Imran Awan and his wife, Hina Alvi, will be in court Friday to face charges in their indictment for bank fraud after lying to secure a loan and then wiring the ill-gotten gains to Pakistan.
Of course, anyone following the Imran Awan story knows it is much more intriguing than a simple case of fraud. Awan, along with his wife, brothers, and a family friend, were once employed by Democratic congressional members’ offices as IT professionals and were banned from the House networks in February of this year.
The investigation of the family has alluded to the improper movement of data onto an illegal server, obstructing a police investigation by providing falsified information to authorities, and allegations of Awan using his position on the Hill to menace and harass women, including a family member.
But one of the crime family’s moves that attracted the attention of police was the falsification of invoices to show expensive tech equipment as less expensive than it actually was so the Awans could get around shipping regulations requiring equipment be sent directly to members’ offices. By lying about the cost of the equipment, the Awans were able to have it sent to private residences — including their own — instead.
The Daily Caller, citing The Washington Post, is now reporting that the Awans, through lawyers, are now blaming members of Congress for the falsified invoices saying changes to invoices and misrepresentation of how budgets are spent is business as usual on the Hill.
The Washington Post reported Sept. 17 that Abid Awan’s attorney, James Bacon, responded to a question about why orders were falsified to show amounts less than $500 by saying, “In a fluid situation you do what you’re ordered to do.” Any missing equipment, Bacon said, “disappeared after it was brought to the folks who were demanding it. … It sounds to me like there’s a lot of scapegoating here.”

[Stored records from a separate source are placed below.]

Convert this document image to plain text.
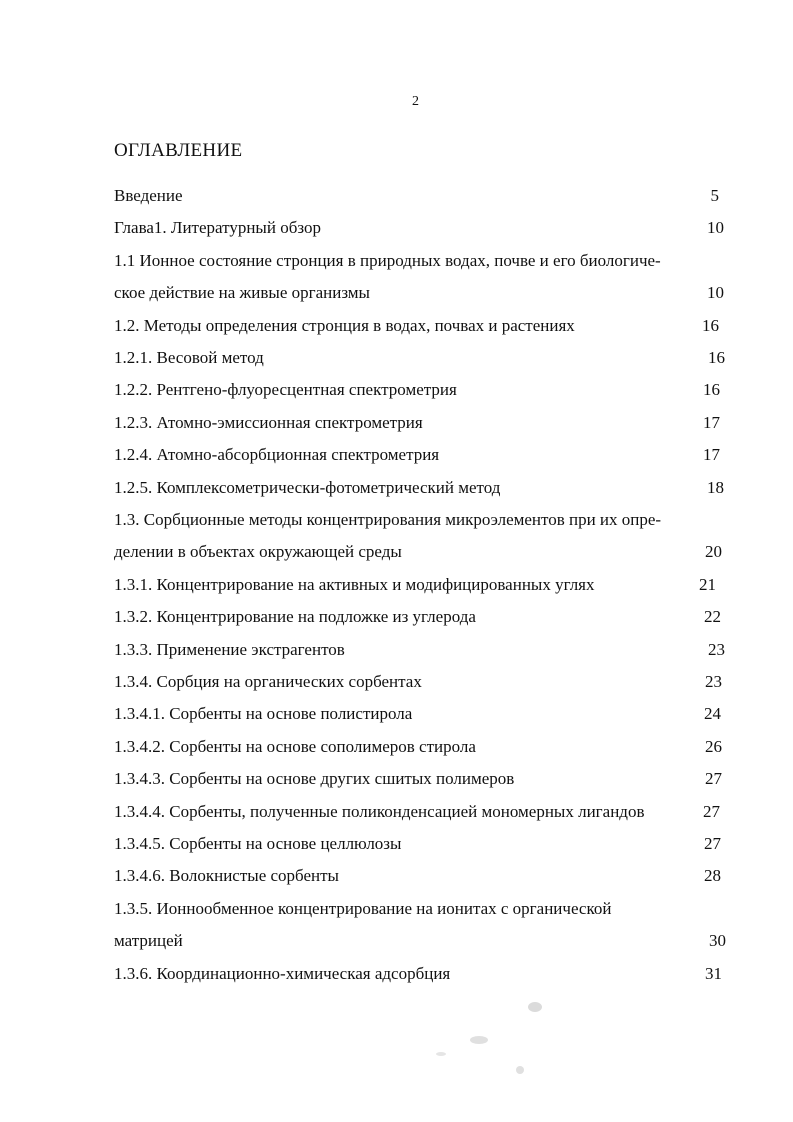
2
ОГЛАВЛЕНИЕ
Введение	5
Глава1. Литературный обзор	10
1.1 Ионное состояние стронция в природных водах, почве и его биологиче-
ское действие на живые организмы	10
1.2. Методы определения стронция в водах, почвах и растениях	16
1.2.1. Весовой метод	16
1.2.2. Рентгено-флуоресцентная спектрометрия	16
1.2.3. Атомно-эмиссионная спектрометрия	17
1.2.4. Атомно-абсорбционная спектрометрия	17
1.2.5. Комплексометрически-фотометрический метод	18
1.3. Сорбционные методы концентрирования микроэлементов при их опре-
делении в объектах окружающей среды	20
1.3.1. Концентрирование на активных и модифицированных углях	21
1.3.2. Концентрирование на подложке из углерода	22
1.3.3. Применение экстрагентов	23
1.3.4. Сорбция на органических сорбентах	23
1.3.4.1. Сорбенты на основе полистирола	24
1.3.4.2. Сорбенты на основе сополимеров стирола	26
1.3.4.3. Сорбенты на основе других сшитых полимеров	27
1.3.4.4. Сорбенты, полученные поликонденсацией мономерных лигандов	27
1.3.4.5. Сорбенты на основе целлюлозы	27
1.3.4.6. Волокнистые сорбенты	28
1.3.5. Ионнообменное концентрирование на ионитах с органической
матрицей	30
1.3.6. Координационно-химическая адсорбция	31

Christopher J. Gowen, one of Imran’s lawyers, added in The Washington Post: “There’s nothing that Imran did that wasn’t requested by one of his clients on House staff.”
Luke Rosiak of The Daily Caller, who has been covering this strange story from the outset, noted that Democratic members who had employed members of the ring have not been eager to dispute or charge the Awans in their procurement scam.

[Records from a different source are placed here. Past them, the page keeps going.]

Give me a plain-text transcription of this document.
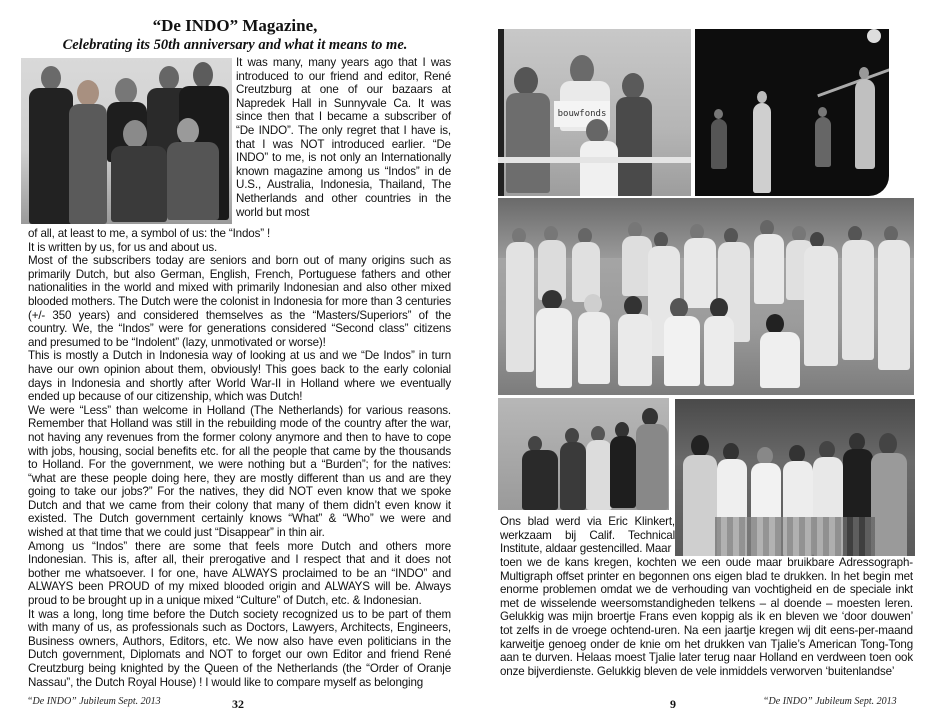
“De INDO” Magazine,
Celebrating its 50th anniversary and what it means to me.

It was many, many years ago that I was introduced to our friend and editor, René Creutzburg at one of our bazaars at Napredek Hall in Sunnyvale Ca. It was since then that I became a subscriber of “De INDO”. The only regret that I have is, that I was NOT introduced earlier. “De INDO” to me, is not only an Internationally known magazine among us “Indos” in de U.S., Australia, Indonesia, Thailand, The Netherlands and other countries in the world but most

of all, at least to me, a symbol of us: the “Indos” !

It is written by us, for us and about us.

Most of the subscribers today are seniors and born out of many origins such as primarily Dutch, but also German, English, French, Portuguese fathers and other nationalities in the world and mixed with primarily Indonesian and also other mixed blooded mothers. The Dutch were the colonist in Indonesia for more than 3 centuries (+/- 350 years) and considered themselves as the “Masters/Superiors” of the country. We, the “Indos” were for generations considered “Second class” citizens and presumed to be “Indolent” (lazy, unmotivated or worse)!

This is mostly a Dutch in Indonesia way of looking at us and we “De Indos” in turn have our own opinion about them, obviously! This goes back to the early colonial days in Indonesia and shortly after World War-II in Holland where we eventually ended up because of our citizenship, which was Dutch!

We were “Less” than welcome in Holland (The Netherlands) for various reasons. Remember that Holland was still in the rebuilding mode of the country after the war, not having any revenues from the former colony anymore and then to have to cope with jobs, housing, social benefits etc. for all the people that came by the thousands to Holland. For the government, we were nothing but a “Burden”; for the natives: “what are these people doing here, they are mostly different than us and are they going to take our jobs?” For the natives, they did NOT even know that we spoke Dutch and that we came from their colony that many of them didn’t even know it existed. The Dutch government certainly knows “What” & “Who” we were and wished at that time that we could just “Disappear” in thin air.

Among us “Indos” there are some that feels more Dutch and others more Indonesian. This is, after all, their prerogative and I respect that and it does not bother me whatsoever. I for one, have ALWAYS proclaimed to be an “INDO” and ALWAYS been PROUD of my mixed blooded origin and ALWAYS will be. Always proud to be brought up in a unique mixed “Culture” of Dutch, etc. & Indonesian.

It was a long, long time before the Dutch society recognized us to be part of them with many of us, as professionals such as Doctors, Lawyers, Architects, Engineers, Business owners, Authors, Editors, etc. We now also have even politicians in the Dutch government, Diplomats and NOT to forget our own Editor and friend René Creutzburg being knighted by the Queen of the Netherlands (the “Order of Oranje Nassau”, the Dutch Royal House) ! I would like to compare myself as belonging

“De INDO” Jubileum Sept. 2013	32
bouwfonds

Ons blad werd via Eric Klinkert, werkzaam bij Calif. Technical Institute, aldaar gestencilled. Maar

toen we de kans kregen, kochten we een oude maar bruikbare Adressograph-Multigraph offset printer en begonnen ons eigen blad te drukken. In het begin met enorme problemen omdat we de verhouding van vochtigheid en de speciale inkt met de wisselende weersomstandigheden telkens – al doende – moesten leren. Gelukkig was mijn broertje Frans even koppig als ik en bleven we ‘door douwen’ tot zelfs in de vroege ochtend-uren. Na een jaartje kregen wij dit eens-per-maand karweitje genoeg onder de knie om het drukken van Tjalie’s American Tong-Tong aan te durven. Helaas moest Tjalie later terug naar Holland en verdween toen ook onze bijverdienste. Gelukkig bleven de vele inmiddels verworven ‘buitenlandse’

9	“De INDO” Jubileum Sept. 2013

Members’ muted response is difficult to square with the fact that Democrats were the ones whose data was in jeopardy and that they have spoken passionately about the importance of cybersecurity, particularly in the context of Russia. Fifteen of the 17 female members of Congress tied to the Awans would not even express concern to TheDCNF when provided with police reports showing multiple women called the cops on Imran, with one saying she felt “like a slave.”
Rosiak’s report also notes that in addition to blaming members for the falsification of invoices, the Awans are also blaming “CDW Government, a major government contractor that provided the equipment in question.” A senior House official told Rosiak that an employee of that company “agreed to alter the invoices at Imran’s request.”